Another thing I loved? Horizontal keystone correction. He turned it on and pointed it at the wall, and the image was warped. Awwwww, exclaimed the picky millennials with craft beers in their hands (remember, we’re at a housewarming party on a night when the Mets are on). Never fear, I exclaimed, using a chair to make myself tall enough to see the projector atop the bookshelf, this projector has keystone correction! A quick adjustment of the slide-bar near the lens and the image was perfectly rectangular. (I should note, my Optoma ML750 only has vertical keystone correction, so I can’t alleviate this problem in my own home–I have to move/center the projector itself to try and create a perfectly rectangular image).

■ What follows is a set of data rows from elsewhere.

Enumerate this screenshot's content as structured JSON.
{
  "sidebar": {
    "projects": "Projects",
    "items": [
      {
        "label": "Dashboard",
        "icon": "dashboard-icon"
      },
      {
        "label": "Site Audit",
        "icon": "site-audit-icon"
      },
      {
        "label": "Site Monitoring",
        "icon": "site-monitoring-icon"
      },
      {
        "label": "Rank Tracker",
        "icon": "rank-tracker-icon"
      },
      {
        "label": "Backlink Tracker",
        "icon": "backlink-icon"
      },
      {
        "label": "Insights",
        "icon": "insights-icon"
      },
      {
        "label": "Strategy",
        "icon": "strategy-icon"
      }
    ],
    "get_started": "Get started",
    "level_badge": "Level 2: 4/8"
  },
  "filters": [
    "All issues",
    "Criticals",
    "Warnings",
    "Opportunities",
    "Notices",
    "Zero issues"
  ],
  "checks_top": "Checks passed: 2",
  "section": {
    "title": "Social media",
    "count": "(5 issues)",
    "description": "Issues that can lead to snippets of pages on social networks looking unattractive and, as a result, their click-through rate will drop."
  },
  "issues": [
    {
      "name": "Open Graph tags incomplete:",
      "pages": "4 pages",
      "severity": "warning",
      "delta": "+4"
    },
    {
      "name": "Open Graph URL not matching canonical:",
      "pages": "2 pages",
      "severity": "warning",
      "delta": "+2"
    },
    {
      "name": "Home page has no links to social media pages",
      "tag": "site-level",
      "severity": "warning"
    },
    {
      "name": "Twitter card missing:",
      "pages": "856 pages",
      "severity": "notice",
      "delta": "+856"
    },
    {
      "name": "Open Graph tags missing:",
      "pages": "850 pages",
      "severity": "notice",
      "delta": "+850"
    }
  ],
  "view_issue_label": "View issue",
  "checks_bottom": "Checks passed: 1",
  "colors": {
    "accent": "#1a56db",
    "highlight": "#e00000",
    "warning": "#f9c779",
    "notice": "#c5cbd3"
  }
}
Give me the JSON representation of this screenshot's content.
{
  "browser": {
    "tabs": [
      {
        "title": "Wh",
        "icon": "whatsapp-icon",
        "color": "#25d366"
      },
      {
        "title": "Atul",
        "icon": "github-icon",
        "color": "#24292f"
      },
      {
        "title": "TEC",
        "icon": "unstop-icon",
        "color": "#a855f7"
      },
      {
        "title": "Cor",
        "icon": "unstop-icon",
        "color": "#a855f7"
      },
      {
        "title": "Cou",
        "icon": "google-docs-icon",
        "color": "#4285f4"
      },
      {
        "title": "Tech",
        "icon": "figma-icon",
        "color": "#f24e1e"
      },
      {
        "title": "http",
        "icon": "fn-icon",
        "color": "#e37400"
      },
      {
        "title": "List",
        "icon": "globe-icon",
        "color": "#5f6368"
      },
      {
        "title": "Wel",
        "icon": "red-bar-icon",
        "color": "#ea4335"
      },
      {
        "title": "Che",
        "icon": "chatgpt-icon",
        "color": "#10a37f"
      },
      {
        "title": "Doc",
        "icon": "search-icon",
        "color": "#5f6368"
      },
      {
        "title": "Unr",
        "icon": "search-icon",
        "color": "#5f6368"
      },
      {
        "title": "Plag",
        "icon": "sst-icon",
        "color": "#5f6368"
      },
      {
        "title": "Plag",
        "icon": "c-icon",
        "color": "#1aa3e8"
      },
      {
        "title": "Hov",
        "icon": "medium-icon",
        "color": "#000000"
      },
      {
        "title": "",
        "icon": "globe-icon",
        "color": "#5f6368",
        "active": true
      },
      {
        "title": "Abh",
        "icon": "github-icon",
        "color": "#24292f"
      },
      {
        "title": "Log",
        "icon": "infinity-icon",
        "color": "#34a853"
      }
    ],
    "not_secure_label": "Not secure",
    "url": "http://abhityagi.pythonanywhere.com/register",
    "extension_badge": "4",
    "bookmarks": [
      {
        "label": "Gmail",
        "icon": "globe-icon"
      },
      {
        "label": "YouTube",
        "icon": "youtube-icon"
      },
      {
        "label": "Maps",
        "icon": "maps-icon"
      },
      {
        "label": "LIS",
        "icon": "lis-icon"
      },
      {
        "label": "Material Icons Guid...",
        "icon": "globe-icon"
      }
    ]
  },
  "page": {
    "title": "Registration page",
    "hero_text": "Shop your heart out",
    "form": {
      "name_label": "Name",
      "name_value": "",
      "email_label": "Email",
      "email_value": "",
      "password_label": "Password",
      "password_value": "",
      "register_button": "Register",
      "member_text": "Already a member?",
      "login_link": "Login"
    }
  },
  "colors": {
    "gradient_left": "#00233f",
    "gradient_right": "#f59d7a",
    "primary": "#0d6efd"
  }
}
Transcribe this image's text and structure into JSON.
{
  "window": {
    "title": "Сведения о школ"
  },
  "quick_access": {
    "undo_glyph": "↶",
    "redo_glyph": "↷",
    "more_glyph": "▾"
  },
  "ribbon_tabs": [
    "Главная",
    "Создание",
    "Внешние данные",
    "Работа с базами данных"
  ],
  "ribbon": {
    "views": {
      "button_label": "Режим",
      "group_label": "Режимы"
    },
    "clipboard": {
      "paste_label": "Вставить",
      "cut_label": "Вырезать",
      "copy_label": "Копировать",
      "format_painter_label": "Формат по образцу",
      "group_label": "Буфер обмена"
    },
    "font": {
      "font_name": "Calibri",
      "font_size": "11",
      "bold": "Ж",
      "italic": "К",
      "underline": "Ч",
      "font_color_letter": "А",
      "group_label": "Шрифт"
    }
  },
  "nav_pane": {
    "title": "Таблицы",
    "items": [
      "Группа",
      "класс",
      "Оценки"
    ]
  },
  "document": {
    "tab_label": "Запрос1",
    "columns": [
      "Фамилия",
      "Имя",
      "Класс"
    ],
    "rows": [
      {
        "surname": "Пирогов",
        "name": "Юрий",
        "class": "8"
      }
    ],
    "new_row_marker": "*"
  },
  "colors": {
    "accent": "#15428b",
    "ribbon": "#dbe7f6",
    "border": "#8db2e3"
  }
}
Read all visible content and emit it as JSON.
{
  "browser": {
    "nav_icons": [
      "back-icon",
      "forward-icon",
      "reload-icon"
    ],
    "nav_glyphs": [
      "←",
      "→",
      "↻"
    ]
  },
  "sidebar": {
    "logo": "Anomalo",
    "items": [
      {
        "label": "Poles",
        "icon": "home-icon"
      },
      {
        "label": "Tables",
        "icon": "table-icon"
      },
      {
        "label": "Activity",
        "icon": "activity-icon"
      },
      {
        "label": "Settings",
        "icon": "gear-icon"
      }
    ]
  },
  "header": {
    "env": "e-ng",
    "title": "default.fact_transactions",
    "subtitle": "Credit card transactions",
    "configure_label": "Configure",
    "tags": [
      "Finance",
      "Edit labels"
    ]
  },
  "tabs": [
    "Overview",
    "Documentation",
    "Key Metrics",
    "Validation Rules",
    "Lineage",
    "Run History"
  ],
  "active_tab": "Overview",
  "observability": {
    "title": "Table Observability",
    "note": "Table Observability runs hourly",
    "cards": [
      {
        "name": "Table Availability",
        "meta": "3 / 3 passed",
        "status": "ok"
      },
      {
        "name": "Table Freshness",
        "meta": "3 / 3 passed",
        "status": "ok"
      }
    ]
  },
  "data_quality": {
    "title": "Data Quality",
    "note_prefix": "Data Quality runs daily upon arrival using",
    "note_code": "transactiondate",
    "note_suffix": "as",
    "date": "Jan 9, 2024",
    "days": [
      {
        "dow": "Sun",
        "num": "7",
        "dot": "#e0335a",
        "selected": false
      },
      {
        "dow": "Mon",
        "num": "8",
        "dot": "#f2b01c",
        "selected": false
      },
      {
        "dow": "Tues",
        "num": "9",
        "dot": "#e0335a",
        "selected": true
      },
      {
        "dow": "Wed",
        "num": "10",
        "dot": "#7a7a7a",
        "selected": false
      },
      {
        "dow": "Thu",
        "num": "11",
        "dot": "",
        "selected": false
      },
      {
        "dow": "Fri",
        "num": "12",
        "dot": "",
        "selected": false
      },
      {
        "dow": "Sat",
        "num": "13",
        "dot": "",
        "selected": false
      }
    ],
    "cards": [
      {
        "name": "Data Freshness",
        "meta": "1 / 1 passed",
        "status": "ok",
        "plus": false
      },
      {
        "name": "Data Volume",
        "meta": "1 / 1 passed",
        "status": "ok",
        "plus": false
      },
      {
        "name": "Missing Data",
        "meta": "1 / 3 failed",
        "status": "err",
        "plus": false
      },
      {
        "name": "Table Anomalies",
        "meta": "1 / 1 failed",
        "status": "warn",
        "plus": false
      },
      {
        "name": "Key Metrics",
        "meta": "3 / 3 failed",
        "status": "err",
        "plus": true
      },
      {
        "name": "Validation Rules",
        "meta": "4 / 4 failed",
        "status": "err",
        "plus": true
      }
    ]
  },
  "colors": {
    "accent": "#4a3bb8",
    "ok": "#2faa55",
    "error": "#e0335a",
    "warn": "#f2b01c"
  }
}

I was also really impressed with the good out-of-the-box color. And at 3000 lumens, it was plenty bright to withstand 1) two standing lamps, 2) full overhead lighting–remember, we’re at a party where people are socializing–, and 3) fluorescent light streaming in from the kitchen. And it was even that bright with the projector sitting approximately pretty far from the wall it was projecting onto, creating a ~120″ diameter picture from ~12 feet back!
I took it upon myself to survey the guests at this housewarming, both those watching the Mets game closely and those just socializing in the room, about what they thought of the projector. A few pieces of feedback:
“Wow, the image is actually really sharp.”
“This is crisp!”
“Not bad for the lights still on.”
“Much better than a TV for watching the game.”
“That’s a big picture.”
And my favorite: “Let me guess, you’re going to tell me that this is even cheaper than a TV, huh?”